Our long-running volunteer docent body, the CAM Docent Corps, consists of eager learners who embrace every museum education pedagogy placed in their toolbox. As part of the museum’s rigorous development program, the docents participate in monthly training sessions designed to teach them not just the “what” but the “how” of connecting our collection and our visitors. To learn the “what,” they listen to curators lecture on our permanent collection and special exhibitions. To learn the “how,” they participate in workshops led by museum educators on topics ranging from touring tools to connecting current social and cultural issues to art with visitors. We strive for the methods they’re trained in to be inquiry-based and interactive.

The docents also participate in a rotating three-year observation program, where Learning & Interpretation staff shadow programs, give feedback in extended discussions, and then complete detailed evaluations of the docents. These evaluations help staff identify trends across the corps and plan future trainings on areas that need improvement.

In completing the evaluations, our team has felt for some time that we needed a new observation tool to capture more meaningful feedback. Our previous tool, while useful for obtaining the general tone of the tour, did not allow for in-depth exploration into all aspects of the program that we needed. It did not allow us to be as focused as we needed to be to glean the results desired. So we were very lucky to find the Program Observation Tool from the NAEA/AAMD Impact Study.

Hoping our docents would embrace the new tool as part of their ongoing docent development, we asked a small team from the corps to help us plan a gallery workshop for their fellow volunteer museum educators. The workshop summarized the study’s findings and introduced the tools with practice exercises. The group broke into “participants,” who engaged in open dialogue on a work of art, and “observers,” who used the Observation Tool to evaluate them.

We then had a lively discussion about the tool and what we had witnessed. One area of concern for the docents was that L&I staff expected them to do everything listed in the inventory of techniques. We assured them that we did not, and that the Observation Tool and Teaching Behavior Examples should be seen as a guide of what can be accomplished and not what absolutely needs to be.
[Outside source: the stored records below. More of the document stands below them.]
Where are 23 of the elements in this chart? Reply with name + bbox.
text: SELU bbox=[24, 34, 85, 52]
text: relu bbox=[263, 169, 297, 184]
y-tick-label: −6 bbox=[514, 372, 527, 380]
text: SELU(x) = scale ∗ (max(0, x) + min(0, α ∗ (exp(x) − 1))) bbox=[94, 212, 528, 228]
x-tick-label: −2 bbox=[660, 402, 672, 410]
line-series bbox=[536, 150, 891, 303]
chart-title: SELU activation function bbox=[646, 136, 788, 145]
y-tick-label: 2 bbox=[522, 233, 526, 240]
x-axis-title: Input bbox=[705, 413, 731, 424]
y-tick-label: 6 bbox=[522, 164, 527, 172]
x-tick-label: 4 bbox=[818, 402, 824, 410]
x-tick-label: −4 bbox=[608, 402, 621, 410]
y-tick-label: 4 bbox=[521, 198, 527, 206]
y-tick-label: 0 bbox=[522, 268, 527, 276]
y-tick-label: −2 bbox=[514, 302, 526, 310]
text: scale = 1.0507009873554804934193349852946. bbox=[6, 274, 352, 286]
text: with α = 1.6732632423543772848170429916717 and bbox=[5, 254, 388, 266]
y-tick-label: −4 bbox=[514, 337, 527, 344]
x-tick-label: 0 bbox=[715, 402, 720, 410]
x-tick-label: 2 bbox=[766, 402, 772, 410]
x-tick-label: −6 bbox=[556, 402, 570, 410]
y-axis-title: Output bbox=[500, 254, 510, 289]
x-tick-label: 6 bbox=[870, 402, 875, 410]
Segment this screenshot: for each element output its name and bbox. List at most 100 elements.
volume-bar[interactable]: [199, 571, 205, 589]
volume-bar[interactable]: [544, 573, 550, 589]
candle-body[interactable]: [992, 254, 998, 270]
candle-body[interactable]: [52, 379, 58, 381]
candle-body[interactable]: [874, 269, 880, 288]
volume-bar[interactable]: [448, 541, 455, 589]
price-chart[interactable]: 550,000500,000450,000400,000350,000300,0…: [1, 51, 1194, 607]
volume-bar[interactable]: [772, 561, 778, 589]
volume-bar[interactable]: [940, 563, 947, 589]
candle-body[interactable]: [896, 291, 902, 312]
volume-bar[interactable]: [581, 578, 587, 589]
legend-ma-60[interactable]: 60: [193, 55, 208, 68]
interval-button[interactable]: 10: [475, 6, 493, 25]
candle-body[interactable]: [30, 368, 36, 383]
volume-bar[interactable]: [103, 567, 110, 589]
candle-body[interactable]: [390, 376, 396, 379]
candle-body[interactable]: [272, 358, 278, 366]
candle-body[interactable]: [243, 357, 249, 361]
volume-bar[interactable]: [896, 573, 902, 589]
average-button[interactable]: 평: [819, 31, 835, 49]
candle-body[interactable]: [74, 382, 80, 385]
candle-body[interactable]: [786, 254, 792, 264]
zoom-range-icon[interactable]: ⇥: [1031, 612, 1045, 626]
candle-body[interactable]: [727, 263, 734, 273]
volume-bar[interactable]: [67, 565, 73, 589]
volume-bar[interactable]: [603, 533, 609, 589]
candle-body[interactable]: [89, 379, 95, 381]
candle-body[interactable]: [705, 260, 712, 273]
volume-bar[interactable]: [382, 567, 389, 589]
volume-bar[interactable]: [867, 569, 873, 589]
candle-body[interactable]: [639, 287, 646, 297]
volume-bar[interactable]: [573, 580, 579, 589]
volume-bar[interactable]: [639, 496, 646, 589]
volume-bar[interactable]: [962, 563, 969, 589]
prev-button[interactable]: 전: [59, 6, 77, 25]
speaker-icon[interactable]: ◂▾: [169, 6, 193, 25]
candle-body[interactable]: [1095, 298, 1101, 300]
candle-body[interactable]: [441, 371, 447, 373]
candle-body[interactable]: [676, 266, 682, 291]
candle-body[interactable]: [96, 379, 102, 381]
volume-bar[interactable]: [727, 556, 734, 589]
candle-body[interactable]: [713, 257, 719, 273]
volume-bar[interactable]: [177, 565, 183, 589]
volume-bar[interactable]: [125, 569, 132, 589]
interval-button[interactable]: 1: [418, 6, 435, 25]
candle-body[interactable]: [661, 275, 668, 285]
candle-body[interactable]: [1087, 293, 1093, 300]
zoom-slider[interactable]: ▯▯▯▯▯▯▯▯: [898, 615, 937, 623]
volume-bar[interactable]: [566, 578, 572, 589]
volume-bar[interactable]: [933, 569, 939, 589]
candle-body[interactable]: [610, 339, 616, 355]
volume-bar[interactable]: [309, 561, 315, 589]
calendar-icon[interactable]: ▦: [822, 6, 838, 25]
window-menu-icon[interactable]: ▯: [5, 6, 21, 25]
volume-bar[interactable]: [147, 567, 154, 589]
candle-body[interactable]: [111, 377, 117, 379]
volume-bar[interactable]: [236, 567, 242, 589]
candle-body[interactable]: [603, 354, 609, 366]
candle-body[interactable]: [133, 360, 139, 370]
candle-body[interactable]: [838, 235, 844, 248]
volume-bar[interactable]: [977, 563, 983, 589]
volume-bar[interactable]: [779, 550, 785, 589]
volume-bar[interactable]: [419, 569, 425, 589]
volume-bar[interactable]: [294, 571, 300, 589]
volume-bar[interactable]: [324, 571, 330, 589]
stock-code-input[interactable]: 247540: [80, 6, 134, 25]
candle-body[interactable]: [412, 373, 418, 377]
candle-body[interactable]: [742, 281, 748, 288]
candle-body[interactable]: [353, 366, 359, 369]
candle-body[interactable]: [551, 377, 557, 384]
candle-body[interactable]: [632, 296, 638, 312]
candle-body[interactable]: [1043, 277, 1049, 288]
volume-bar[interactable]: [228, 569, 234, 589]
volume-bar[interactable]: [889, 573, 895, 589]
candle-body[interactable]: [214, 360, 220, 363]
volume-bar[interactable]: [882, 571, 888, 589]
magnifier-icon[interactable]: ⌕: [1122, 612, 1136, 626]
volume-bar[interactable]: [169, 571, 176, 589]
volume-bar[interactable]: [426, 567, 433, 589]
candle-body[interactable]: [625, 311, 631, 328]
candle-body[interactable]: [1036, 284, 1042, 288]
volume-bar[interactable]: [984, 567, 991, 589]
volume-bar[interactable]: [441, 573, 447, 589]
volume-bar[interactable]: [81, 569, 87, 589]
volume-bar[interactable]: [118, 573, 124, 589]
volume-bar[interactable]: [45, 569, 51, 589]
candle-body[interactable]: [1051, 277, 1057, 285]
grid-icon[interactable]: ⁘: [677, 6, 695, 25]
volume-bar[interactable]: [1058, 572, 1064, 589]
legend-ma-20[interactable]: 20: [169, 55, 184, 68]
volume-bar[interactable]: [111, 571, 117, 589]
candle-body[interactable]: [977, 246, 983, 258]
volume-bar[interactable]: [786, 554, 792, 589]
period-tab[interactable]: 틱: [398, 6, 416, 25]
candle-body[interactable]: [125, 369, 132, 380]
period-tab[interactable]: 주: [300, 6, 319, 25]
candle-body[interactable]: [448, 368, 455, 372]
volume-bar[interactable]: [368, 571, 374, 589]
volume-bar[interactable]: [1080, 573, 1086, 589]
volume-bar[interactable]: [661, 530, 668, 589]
Here’s what some of the docents had to say about the study and the observation tool:

“I’m always looking for ways to improve how I organize and lead tours. The Impact Study provided excellent research and guidelines to incorporate their findings in my planning and dialogue with guests. It really helped me prepare for the workshop. My fellow docents’ responses—both my observers and “tour guests”—to the demonstration and their comments showed that they understood the new information and how they could use it on their tours. My tour guests are benefitting from the Impact Study.”

—Helen Rindsberg

“In preparing for the workshop on implementing the Impact Study, I found the concepts incorporated in the research were exactly what I require in my tours. There, in clear and plain language, was a road map for setting up a rewarding experience for both guests and docents. Using the research and the guidelines helped me to prepare for the workshop and are now the model for all my tours. Most rewarding, however, was how our museum docents reacted to these teaching practices. I loved their excitement and involvement. I just can’t say enough good things about this study.”

—Pat Cordes

Moving forward, we are eager to try a version of the Observation Tool for our next cycle of docent observations. We are excited to review the data we get from it and apply that knowledge to even more engaging docent-led tours.